Boston Marathon Bomber Dzhokhar Tsarnaev Sentenced to Death by Execution 1 Month After Jurors Found Him Guilty of 2013 Terror Attack
A jury of five men and seven women sentenced Dzhokhar Tsarnaev to death by execution on Friday after finding him guilty on 30 federal charges last month for his role in the 2013 Boston Marathon bombings.
The April 15, 2013, bombings killed three people and left over 260 others wounded.
The death penalty was delivered by the same jurors who convicted Tsarnaev last month on 30 counts of carjacking, robbery and using weapons of mass destruction resulting in death. Only 17 of the charges, however, carried the possibility of the death penalty, for which the jury sentenced him to death on six of the counts.
The 12 jurors handed down the death sentence for Tsarnaev for his role in killing Martin Richard and Lingzi Lu, a 23-year-old Boston University graduate student.
According to the Boston Globe, jurors decided not to sentence Tsarnaev to death for the two victims who were killed by his brother, Tamerlan, which include Krystle Campbell, 29, and MIT Police Officer Sean A. Collier, 27, "whom the defense argued was shot to death by Tamerlan, not Dzhokhar."
Tsarnaev is said to have shown little emotion as he heard the verdict, according to USA Today.
"Tsarnaev looked straight ahead, showing no emotion, as the sentence was read. Jurors wiped away tears as the judge thanked them for their service."
The sentence arrived after the jury had listened to the testimonies of 63 witnesses and deliberated for over 14 hours.
Jurors weighed whether Tsarnaev should face life in prison without parole or death. Further, the group was tasked with considering several factors, including whether or not Tsarnaev was cold and calculating, as prosecutors contended, or if the 21-year-old was under the influence of his older brother, among other things.
In handing Tsarnaev the death penalty, it appears as though jurors rejected the defense's efforts to prove that Tsarnaev's older brother was the mastermind of the attack.
U.S. District Judge George O'Toole Jr. told the jury, "You can and you should be justly proud of your service in this case," USA Today reported.
Friday marks the first time a federal jury has sentenced a terrorist to death in the post-Sept. 11 era, said Kevin McNally, a director of the Federal Death Penalty Resource Counsel Project, according to the The New York Times.
In a previous interview with The Christian Post in April 2013, Angelica Vasquez, then a 22-year-old student at Boston College who attended the marathon and witnessed the horror firsthand because she was seated across the street from the explosion, described the explosions.
Vasquez told CP that she initially assumed fireworks were going off, but realized she was wrong when her boyfriend and former Israeli soldier grabbed her and told her to wait as he anticipated another explosion.
"We got to our bleacher seats and we stood in the middle section and all of a sudden we heard a huge bang that felt like an impact or slight jerk.
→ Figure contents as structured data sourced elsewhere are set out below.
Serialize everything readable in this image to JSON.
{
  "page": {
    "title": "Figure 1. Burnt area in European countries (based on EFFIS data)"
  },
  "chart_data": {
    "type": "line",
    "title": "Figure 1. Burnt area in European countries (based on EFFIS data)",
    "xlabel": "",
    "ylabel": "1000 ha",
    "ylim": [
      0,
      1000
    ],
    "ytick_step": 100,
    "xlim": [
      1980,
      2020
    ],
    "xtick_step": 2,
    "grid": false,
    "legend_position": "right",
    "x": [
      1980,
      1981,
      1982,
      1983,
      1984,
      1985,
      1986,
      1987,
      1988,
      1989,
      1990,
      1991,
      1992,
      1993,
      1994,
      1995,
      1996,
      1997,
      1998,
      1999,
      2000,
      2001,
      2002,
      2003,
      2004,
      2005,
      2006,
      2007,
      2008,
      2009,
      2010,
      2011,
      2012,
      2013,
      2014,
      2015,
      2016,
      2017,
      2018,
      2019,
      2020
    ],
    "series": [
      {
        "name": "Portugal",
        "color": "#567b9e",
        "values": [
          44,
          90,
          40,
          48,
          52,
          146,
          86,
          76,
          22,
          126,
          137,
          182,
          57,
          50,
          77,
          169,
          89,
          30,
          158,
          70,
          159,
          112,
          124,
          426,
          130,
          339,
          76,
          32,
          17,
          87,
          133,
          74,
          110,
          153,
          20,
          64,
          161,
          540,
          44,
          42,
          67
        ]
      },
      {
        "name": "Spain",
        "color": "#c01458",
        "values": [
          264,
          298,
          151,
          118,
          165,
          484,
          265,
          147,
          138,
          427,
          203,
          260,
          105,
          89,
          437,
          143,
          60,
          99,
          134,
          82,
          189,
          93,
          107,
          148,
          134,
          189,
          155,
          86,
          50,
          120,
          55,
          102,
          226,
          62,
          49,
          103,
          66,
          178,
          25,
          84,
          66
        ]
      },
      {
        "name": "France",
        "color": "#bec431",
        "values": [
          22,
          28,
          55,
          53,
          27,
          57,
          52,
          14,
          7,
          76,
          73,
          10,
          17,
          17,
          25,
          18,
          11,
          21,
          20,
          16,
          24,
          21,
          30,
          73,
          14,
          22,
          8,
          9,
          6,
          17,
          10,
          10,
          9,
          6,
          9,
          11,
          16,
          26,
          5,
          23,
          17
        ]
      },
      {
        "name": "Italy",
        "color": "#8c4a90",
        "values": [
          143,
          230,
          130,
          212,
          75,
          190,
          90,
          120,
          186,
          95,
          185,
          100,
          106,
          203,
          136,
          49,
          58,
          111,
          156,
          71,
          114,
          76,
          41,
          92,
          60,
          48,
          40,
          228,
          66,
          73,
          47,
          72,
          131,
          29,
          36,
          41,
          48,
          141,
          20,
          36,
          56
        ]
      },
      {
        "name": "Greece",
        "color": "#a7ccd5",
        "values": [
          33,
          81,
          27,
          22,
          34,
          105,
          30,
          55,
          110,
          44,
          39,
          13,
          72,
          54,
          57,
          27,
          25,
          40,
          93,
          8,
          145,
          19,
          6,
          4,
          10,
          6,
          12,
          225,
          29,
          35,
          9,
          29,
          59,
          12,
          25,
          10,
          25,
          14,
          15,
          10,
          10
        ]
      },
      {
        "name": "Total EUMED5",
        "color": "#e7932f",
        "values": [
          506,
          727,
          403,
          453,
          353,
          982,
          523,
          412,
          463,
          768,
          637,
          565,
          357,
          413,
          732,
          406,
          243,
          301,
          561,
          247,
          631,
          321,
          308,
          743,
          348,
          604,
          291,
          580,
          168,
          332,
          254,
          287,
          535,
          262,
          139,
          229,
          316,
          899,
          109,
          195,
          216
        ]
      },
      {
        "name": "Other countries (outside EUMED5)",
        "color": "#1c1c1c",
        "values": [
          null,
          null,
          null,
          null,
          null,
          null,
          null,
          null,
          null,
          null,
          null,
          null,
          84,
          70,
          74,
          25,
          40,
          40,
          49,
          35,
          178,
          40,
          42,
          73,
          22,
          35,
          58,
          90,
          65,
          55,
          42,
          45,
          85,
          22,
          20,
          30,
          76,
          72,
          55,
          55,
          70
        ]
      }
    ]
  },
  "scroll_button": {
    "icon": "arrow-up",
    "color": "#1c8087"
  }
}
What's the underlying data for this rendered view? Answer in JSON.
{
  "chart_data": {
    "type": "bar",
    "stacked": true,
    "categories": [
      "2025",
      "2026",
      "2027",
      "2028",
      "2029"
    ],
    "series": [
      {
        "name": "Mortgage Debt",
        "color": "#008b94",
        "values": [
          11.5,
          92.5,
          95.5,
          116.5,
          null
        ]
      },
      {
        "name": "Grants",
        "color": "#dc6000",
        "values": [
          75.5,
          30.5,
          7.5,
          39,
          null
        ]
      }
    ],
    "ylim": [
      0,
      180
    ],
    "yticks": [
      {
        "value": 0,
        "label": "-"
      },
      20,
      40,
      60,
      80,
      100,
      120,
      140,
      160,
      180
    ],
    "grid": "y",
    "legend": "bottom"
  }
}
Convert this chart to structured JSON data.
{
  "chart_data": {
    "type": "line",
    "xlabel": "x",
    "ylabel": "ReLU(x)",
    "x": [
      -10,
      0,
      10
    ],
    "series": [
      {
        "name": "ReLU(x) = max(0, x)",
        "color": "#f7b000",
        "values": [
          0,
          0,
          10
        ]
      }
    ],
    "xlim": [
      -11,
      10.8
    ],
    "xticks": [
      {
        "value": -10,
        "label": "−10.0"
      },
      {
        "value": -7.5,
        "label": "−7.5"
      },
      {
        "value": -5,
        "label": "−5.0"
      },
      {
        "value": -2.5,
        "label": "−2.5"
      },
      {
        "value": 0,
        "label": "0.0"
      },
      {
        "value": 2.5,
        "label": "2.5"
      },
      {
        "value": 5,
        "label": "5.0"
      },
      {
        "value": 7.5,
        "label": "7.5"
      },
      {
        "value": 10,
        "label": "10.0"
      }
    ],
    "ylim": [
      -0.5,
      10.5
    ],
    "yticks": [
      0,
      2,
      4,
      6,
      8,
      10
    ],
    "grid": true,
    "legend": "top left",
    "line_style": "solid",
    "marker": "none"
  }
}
Everyone was confused," she said. "Then, all of a sudden, the second bomb went off and glass from the buildings shattered everywhere and that's when I knew we were under attack."
The Boston Globe reported Friday that Tsarnaev arrived in the U.S. with his family when he was 9 years old. And during the trial, "jurors heard from his teachers in Cambridge that as a young boy, he was an A student, smart, popular, and kind."
"But jurors also heard about Tsarnaev's upbringing in a dysfunctional immigrant Chechen family ... And an expert on Chechnya described how that country's struggles for independence became intertwined over the last two decades with the global jihad movement by Islamic militants."
The Globe also reported that Tamerlan became "obsessed" with jihad after his parents returned to Russia in 2012, and was "the only adult figure in [Dzhokhar's] life."
During the manhunt for the two brothers that shut down the Boston metropolitan area Dzhokhar was eventually found badly injured hiding in a privately-owned boat in Watertown, Massachusetts. His brother, Tamerlan, died earlier during a shootout with police.